The Earth's crust beneath Turkey is 'dripping' downward, and scientists have uncovered the reason why.
The ground beneath our feet can sink so slowly that it goes unnoticed, yet modern scientific instruments can detect these subtle changes. Satellite data has revealed a fascinating geological phenomenon in the Konya Basin of Turkey's Central Anatolian Plateau. It shows that the Earth's crust is 'dripping' downward, a process that has intrigued scientists for years.
But how can a region that is generally rising also have a sinking center, like a dent in a flat table? A team of earth scientists at the University of Toronto, led by Julia Andersen, set out to find the answer.
Andersen and her team analyzed satellite measurements and various Earth data to understand the crust and upper mantle beneath the Central Anatolian Plateau. They focused on the Konya Basin due to its distinct pattern, as it continues to deepen while the surrounding plateau rises over geological time.
Satellites and seismic waves provide valuable insights. Satellites can track minor ground changes over vast areas, while seismic waves from earthquakes reveal unusual zones inside the planet, as waves speed up or slow down in different materials.
By combining these views, scientists can connect surface motion with what lies deep beneath, potentially tens of miles down. Andersen explained, 'Looking at the satellite data, we observed a circular feature at the Konya Basin where the crust is subsiding, prompting us to examine other geophysical data.'
This led to the discovery of a seismic anomaly in the upper mantle and a thickened crust, indicating high-density material and a likely mantle lithospheric drip.
Understanding Plate Tectonics
Plate tectonics explains how Earth's outer shell breaks into moving pieces. These plates rest on hotter, softer rock below, and heat from within the planet keeps materials in slow circulation.
This movement is responsible for mountain ranges, ocean basins, and many earthquakes and volcanoes. Central Turkey is in a complex zone where large plates press, slide, and rearrange.
However, plate motions alone don't fully explain why a basin would sink within a rising region. Scientists must delve deeper than surface maps to understand the full story.
The Study's Findings
The study, published in Nature Communications, introduces the concept of multi-stage lithospheric dripping. In simple terms, parts of the lower lithosphere can become unusually dense, causing gravity to pull heavy material downward until it detaches and sinks into the mantle.
This sinking alters the balance of forces in the rock column, causing the surface to sag above the descending material, forming a basin. Later, if the dense part detaches and drops further, the surface can rebound and rise, no longer carrying the extra weight.
Previous studies indicate that the Central Anatolian Plateau has risen by approximately 0.6 miles over the last 10 million years, driven by this process.

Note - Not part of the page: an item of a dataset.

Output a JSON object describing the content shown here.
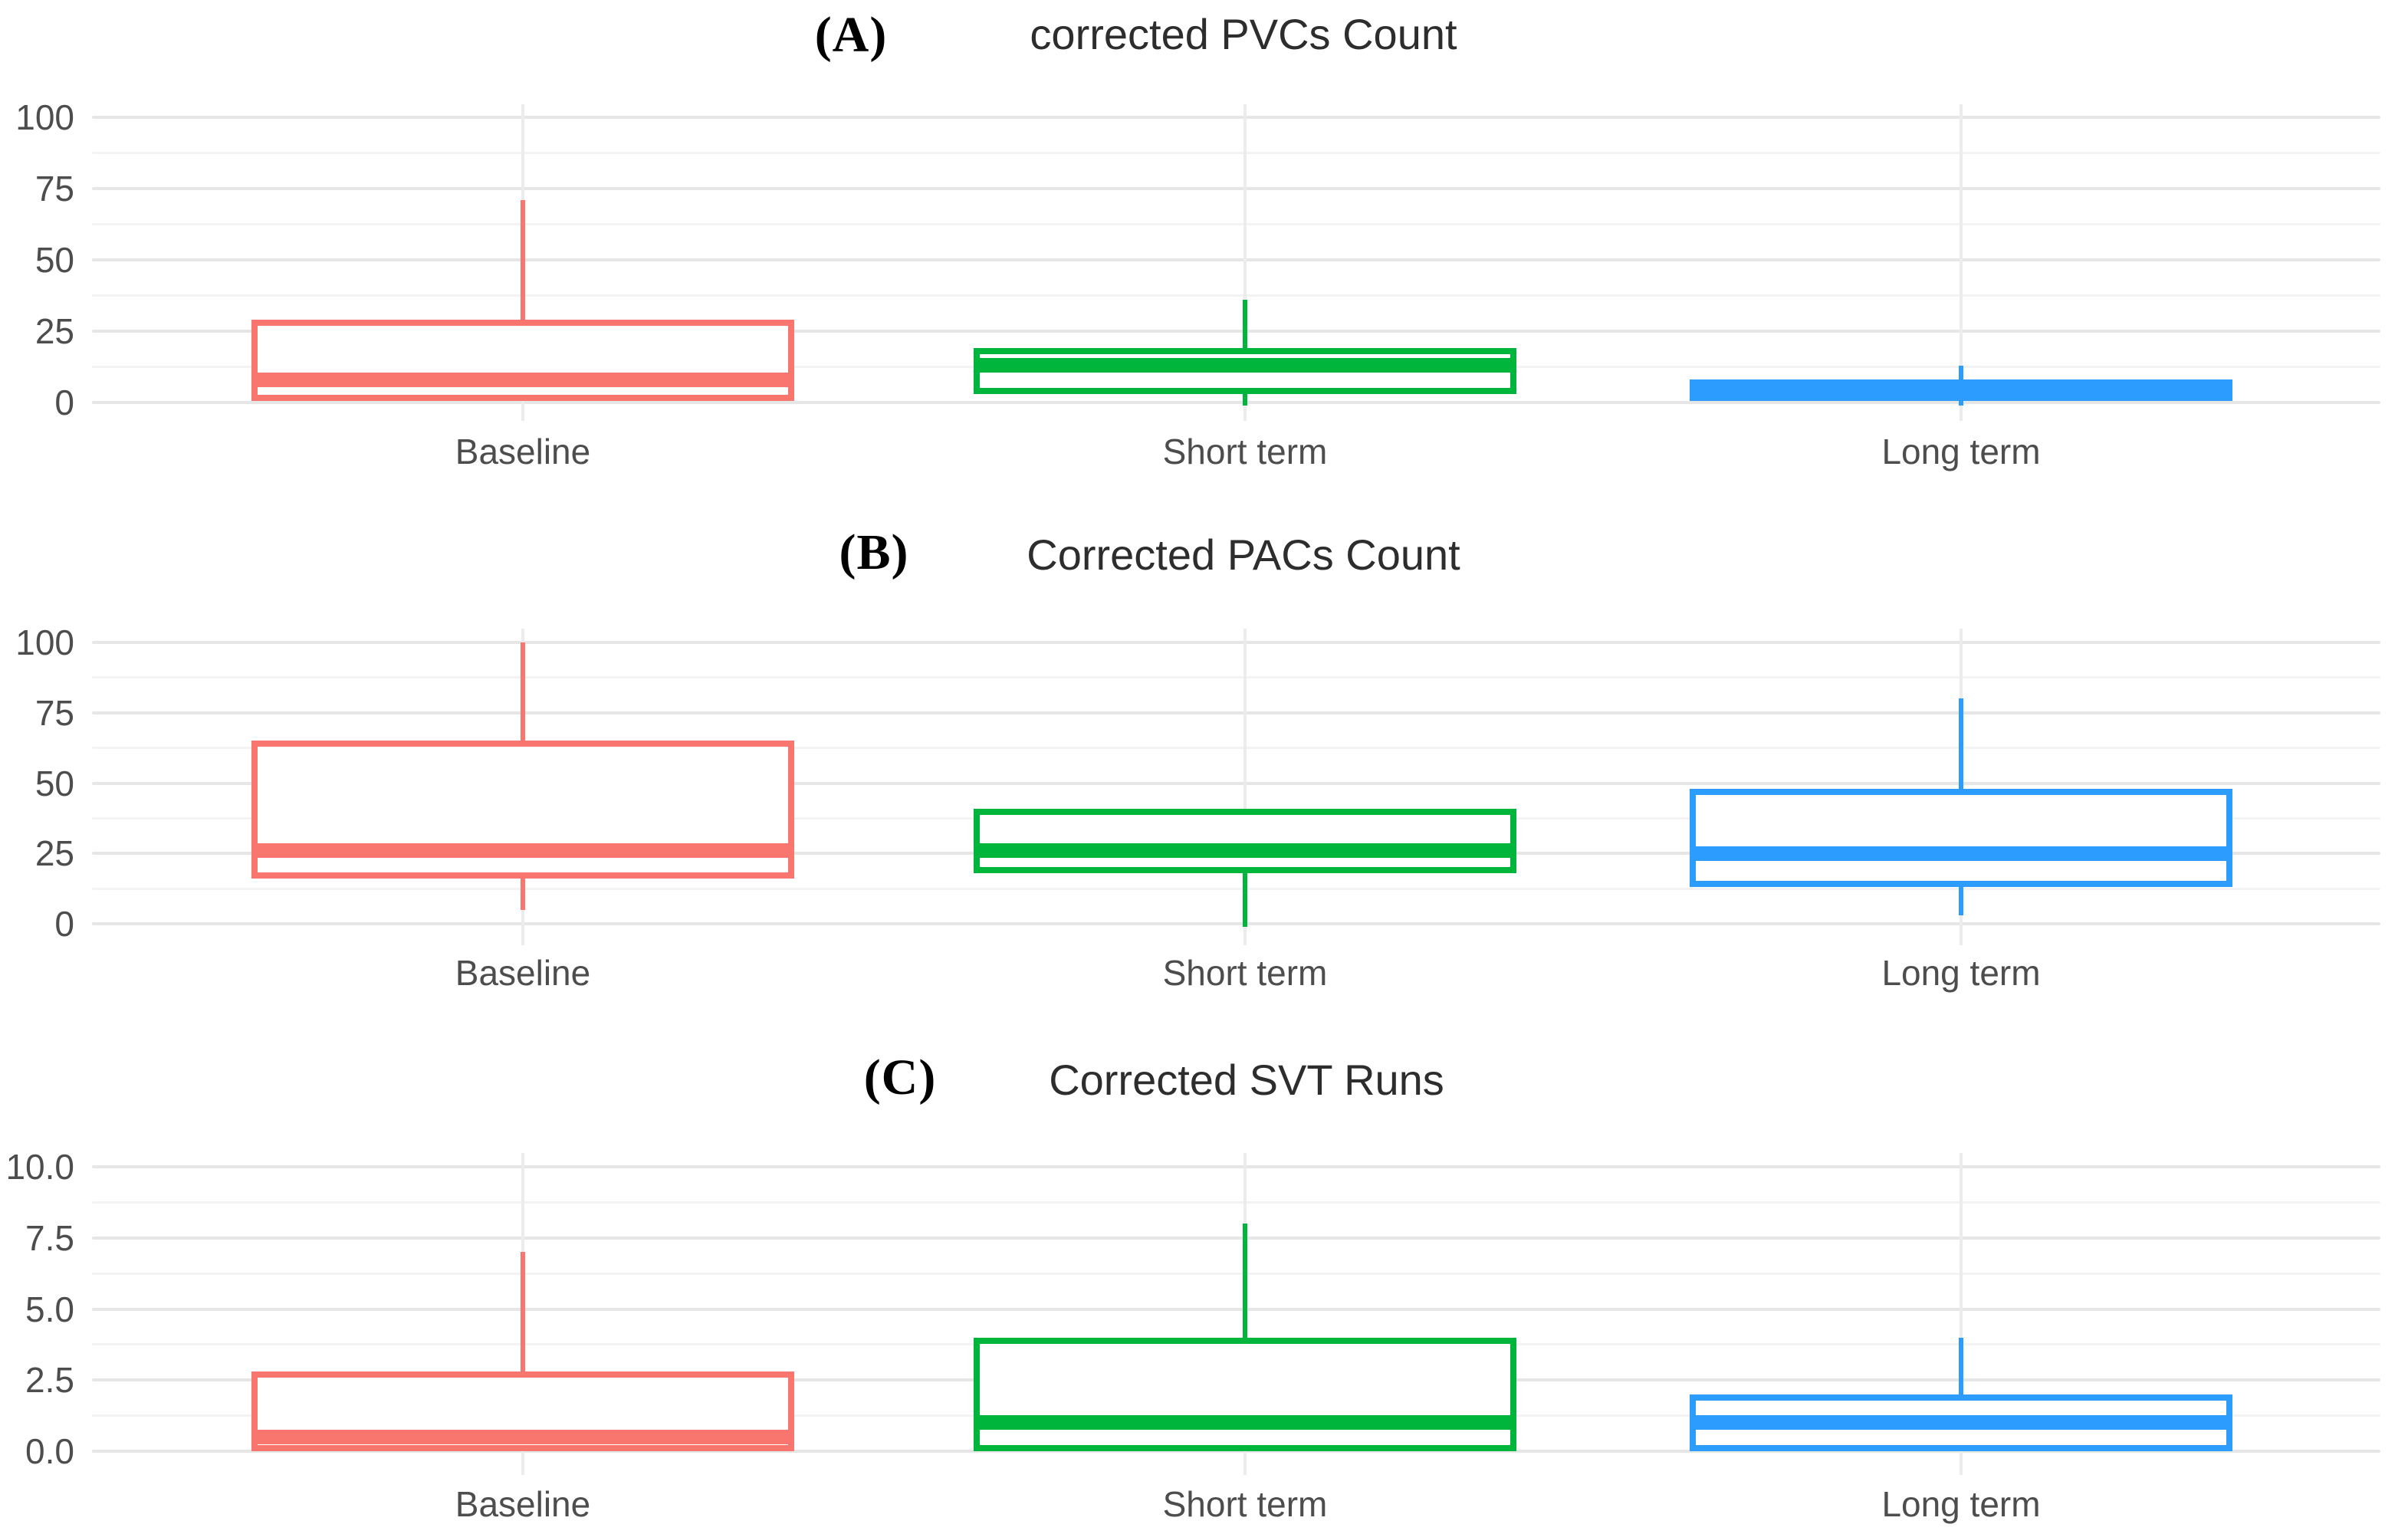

Russell Pysklywec, a co-author of the study, explains, 'As the lithosphere thickened and dripped below the region, it formed a basin that later sprang up when the weight below broke off and sank into the deeper mantle.'
Simulating Earth's Dripping Crust
To validate their theory, the researchers created lab models that mimic the slow-motion processes of deep Earth. They built layers of materials that behave like the Earth's deep layers, using a plexiglass tank with a silicone polymer fluid for the lower mantle, a mix of fluid and clay for the solid mantle, and a ceramic and silica sphere layer for the crust.
While these materials don't perfectly replicate Earth's crust, they provide valuable insights into the formation and growth of instabilities.
When a dense part sags and detaches in the model, it helps explain how a real lithosphere might do the same over millions of years.
Andersen concluded, 'The findings show that these major tectonic events are interconnected, with one lithospheric drip potentially triggering further activity deep within the planet.'
Earth's Dripping Crust and Exoplanets
The team also compared their findings to the Arizaro Basin in the Andes of South America, suggesting that this process isn't limited to a single country or plateau. Mountain plateaus often involve thick crust, deep heat, and complex stresses, creating conditions for dense lower layers to form and sink.
This research also aids scientists in understanding other worlds. Mars and Venus don't follow Earth's plate tectonics, but their interiors still move heat and shuffle materials. If dense rock can peel off and sink without a plate boundary, it offers planetary scientists new ways to explain surface features on worlds with different tectonic rules.
The full study was published in the journal Nature Communications.